I finished reading
this book recently. It is a short, passionate epistolary tribute to the internet, to its many thriving life-worlds, to its heterotopic spaces, its libidinal intensities, its shy, its erotic fan fiction writers, its nerds and geeks and libertine communes. The internet is real, the book insists. It is not a game; it is not just words. It is "a public space, a real space; it's increasingly where we interact socially, do our work, organise our lives and engage with politics". "It's where we live and work and fight and fuck and make friends."*
And that is the book's secret, without which it might just have been a grimly sardonic display of filthy sexist execrations, rape threats and murder fantasies which are directed at women on the internet - including, of course, the book's author. Without it, such a book could lend itself so easily to a misplaced drive to police the internet. But, while dealing bracingly and contemptuously with the hypocrisy of phallocrats who cry 'censorship', the argument is too scrupulously feminist to really embrace official prohibitions. One cannot "achieve radical ends by conservative means". One cannot blame the "imperial fuckton of porn" available on the internet, and hope, through government prophylaxis, to quarantine the threat. Censorship is not about protection, but about control. And the people it controls disproportionately turn out to be female.

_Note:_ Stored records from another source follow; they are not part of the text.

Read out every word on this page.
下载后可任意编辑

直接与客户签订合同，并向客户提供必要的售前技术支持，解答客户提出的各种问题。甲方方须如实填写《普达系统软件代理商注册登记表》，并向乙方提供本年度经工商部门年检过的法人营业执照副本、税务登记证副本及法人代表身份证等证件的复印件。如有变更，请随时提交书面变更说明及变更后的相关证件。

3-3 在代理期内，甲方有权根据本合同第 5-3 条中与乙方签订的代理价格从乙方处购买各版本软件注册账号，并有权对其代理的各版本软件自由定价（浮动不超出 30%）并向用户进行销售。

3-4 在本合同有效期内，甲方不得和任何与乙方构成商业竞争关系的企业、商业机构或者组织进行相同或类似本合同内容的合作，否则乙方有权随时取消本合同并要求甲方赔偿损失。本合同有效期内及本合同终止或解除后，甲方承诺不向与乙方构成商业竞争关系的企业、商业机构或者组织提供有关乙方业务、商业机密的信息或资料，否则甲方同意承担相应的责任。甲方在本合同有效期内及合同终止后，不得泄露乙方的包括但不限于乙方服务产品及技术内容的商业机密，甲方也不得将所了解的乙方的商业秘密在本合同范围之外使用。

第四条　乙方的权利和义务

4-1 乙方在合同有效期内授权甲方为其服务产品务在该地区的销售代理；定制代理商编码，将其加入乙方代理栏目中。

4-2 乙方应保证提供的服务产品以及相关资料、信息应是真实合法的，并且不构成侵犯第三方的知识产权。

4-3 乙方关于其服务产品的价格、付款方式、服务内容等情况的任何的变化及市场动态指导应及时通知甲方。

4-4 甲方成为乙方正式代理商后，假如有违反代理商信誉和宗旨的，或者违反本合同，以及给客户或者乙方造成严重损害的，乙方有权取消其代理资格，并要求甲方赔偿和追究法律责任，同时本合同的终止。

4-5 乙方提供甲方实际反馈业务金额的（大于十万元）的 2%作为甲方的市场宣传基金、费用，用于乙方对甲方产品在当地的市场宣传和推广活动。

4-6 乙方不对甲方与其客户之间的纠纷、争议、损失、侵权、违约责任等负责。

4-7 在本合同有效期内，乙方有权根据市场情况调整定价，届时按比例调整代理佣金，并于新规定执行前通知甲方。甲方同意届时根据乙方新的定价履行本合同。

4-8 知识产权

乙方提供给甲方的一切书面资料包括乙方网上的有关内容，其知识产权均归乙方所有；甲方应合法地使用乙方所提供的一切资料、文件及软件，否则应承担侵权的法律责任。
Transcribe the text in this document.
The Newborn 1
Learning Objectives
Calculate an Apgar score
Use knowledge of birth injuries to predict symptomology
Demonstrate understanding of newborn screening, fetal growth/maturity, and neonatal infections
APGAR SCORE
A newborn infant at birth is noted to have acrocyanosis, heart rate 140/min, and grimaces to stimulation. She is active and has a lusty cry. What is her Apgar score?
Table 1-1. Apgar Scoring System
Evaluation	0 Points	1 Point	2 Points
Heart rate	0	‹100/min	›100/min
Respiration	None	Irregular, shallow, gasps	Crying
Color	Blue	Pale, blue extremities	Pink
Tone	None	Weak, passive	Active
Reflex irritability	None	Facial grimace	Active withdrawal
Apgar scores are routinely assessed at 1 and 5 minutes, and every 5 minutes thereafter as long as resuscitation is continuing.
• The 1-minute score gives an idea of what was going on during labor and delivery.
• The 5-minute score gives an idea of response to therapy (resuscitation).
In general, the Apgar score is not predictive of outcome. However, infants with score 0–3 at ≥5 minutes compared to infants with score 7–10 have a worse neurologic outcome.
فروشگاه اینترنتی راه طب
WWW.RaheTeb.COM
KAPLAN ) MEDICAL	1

No, the substance of the book's appeal is simply this: the utopias of the internet, the adventure, the danger and the forbidden fruit of the internet, have to be open to women as well. If women are dehumanised and denied "full, free access to the same channels men enjoy", then the network is simply not working. It is "broken and needs to be updated". The book appeals to those - geeks, primarily - with an interest in the internet being a genuinely free and egalitarian space. It is a call to collective action.
What sort of collective action? Well, as the book notes, women have always been subject to the surveillance of their peers and elders; thanks to the internet, men are potentially subject to this too. "Online vigilantism", wherein swarms of activists coalesce in exposing misogynistic trolls or stalkers, exploits this fact. This has its potential dark side, of course - as all collective action does. But the point is that the architecture of the internet is still being created. "Systems can be rewritten. Protocols updated. The social architecture we're building online today will be the one the next generation grows up in, and if that looks too much like the one in which we did, for all our talk of futurism, we've fucked up."
The prose in this short book has been described as 'raw'; that isn't quite right. It is as stylised as ever. There is the witty, lapidary turn of phrase, the raised-eyebrow-of-snark, the quasi-ironical flag-flying (for, as I say, nerds and the nerdile, but also for online conversation, games and fucking). These are the character traits of a Laurie Penny outing. Still, there's something to the description. The book is didactic, exhortatory even, and is less personal than one might have expected. It exults in ideas. Yet, it does feel somehow less mediated, and less constrained, and wears its bookishness a bit more lightly than, say, Meat Market. And that works. If this represents a new phase of Penny's writing, I welcome it.
*I can't prove this, but I think its probable that Penny drops the f-bomb in its literal sense more than any feminist since Andrea Dworkin.